The pandemic was not foreseen in any agenda and is taking a lot of time and energy - more than one year, already - and will still take at least a few more months, if we are being optimistic, and we should be applying more time to the general health ministry’s round table.

I am nervous regarding the time left to devote to that. I am happy to stay health minister for a longer time, in order to have my work achieved.


© René Pfeiffer

How heated did some of the government’s discussions get, you can not agree all the time?

We argued just as the public has. It is not a political subject. The decisions are not easy and there is not only one decision to consider. We argued about what would work and what would not but I must say, I am quite lucky that we had good cohesion in the government and I always felt supported.

To think we had no hard discussions at all is an illusion, we were fortunate to have colleagues around that would challenge ideas as well. We always ending up deciding by consensus to agree on next steps.

Is Luxembourg prepared for a fresh wave?

Certainly better than at the beginning when we were not aware something like this would happen. We have much more materials, PPE, now there are routines in contact tracing, testing, hospital structures - knowing how to treat these new patients.

Does the ministry anticipate annual booster jabs?

Yes. Of course, this is something we are planning for.
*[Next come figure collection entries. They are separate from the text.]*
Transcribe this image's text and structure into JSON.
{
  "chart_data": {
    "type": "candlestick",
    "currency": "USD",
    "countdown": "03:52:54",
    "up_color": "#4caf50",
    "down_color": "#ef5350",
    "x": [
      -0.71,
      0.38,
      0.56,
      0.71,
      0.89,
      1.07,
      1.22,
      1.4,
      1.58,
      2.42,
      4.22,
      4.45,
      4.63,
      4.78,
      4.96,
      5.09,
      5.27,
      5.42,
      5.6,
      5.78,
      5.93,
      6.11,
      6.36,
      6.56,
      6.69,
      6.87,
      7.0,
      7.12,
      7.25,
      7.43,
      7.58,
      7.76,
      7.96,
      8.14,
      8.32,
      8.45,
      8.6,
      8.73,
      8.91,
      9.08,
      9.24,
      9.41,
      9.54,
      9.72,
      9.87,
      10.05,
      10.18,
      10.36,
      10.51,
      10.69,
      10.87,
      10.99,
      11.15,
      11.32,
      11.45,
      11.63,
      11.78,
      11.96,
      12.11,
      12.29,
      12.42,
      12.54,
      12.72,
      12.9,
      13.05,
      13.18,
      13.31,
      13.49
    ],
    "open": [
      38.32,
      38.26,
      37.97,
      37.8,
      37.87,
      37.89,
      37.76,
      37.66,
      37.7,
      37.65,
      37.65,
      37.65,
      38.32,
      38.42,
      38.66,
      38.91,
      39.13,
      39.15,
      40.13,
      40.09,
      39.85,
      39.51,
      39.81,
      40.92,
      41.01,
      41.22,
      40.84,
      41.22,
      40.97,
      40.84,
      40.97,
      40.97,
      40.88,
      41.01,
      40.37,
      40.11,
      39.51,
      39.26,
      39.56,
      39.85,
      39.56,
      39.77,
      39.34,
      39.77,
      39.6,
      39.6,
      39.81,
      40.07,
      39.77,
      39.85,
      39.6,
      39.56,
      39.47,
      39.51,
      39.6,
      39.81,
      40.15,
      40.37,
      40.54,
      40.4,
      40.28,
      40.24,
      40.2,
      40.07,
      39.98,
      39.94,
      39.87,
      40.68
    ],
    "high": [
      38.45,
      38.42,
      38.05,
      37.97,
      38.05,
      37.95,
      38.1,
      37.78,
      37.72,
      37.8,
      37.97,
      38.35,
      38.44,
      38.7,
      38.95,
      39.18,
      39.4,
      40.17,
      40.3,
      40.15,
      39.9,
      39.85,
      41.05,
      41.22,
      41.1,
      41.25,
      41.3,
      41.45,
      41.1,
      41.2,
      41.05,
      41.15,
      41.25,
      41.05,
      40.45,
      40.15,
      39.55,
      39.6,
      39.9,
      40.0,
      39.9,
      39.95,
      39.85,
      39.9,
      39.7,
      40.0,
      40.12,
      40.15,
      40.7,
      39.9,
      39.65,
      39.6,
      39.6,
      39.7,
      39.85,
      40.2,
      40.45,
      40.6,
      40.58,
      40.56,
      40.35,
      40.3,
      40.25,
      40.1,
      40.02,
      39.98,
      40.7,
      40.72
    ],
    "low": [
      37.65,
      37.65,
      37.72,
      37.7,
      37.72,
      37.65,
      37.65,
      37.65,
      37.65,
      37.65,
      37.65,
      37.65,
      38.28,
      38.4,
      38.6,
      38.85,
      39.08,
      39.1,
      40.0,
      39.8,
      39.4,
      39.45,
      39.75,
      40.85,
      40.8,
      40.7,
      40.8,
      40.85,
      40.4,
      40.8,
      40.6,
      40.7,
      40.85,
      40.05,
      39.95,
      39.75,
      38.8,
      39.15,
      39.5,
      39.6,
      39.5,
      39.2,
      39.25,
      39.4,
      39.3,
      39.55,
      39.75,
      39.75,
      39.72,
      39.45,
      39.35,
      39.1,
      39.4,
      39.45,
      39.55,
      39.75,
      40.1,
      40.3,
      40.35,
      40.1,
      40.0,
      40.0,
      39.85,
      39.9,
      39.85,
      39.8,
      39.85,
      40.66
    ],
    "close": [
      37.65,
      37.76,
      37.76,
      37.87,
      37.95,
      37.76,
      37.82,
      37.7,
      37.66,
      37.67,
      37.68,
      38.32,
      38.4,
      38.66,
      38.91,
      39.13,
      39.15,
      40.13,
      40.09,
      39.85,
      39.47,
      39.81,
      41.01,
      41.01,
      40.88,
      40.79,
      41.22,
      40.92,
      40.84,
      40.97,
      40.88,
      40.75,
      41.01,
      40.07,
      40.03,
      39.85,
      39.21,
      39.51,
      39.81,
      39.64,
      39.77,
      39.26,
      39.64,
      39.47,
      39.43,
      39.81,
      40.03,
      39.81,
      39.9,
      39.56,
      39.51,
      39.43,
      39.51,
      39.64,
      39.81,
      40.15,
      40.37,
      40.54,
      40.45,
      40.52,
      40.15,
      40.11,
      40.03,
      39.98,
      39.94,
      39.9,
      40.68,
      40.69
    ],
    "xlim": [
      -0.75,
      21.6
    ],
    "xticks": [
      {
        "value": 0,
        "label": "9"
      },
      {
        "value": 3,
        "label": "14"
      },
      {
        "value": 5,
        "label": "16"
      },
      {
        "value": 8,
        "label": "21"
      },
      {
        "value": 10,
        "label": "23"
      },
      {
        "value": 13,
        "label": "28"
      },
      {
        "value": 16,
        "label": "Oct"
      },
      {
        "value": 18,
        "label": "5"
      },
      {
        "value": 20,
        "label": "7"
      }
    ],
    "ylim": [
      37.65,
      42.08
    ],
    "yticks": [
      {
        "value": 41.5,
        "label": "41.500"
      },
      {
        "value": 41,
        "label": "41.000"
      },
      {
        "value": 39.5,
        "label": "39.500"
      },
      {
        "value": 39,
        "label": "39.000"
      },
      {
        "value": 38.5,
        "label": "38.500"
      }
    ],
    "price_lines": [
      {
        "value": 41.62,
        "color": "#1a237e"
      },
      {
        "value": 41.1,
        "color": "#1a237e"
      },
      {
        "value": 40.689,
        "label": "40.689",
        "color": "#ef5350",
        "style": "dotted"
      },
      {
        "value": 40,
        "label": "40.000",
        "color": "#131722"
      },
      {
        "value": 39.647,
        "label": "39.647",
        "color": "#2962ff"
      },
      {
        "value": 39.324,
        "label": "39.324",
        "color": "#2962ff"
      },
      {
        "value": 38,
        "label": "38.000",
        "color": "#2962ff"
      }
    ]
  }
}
We do not yet know exactly when or at what time but this is certainly one of the hypotheses of the epidemiologists.

And the talks of a vaccine pass (now approved by the EU), how could this effect Luxembourg’s competitiveness?

We had been preparing this intensively, as it is supposed to be in place by the end of July at a European level but here in Luxembourg, we are expecting it to be in place when the new laws are passed, so by the middle of June.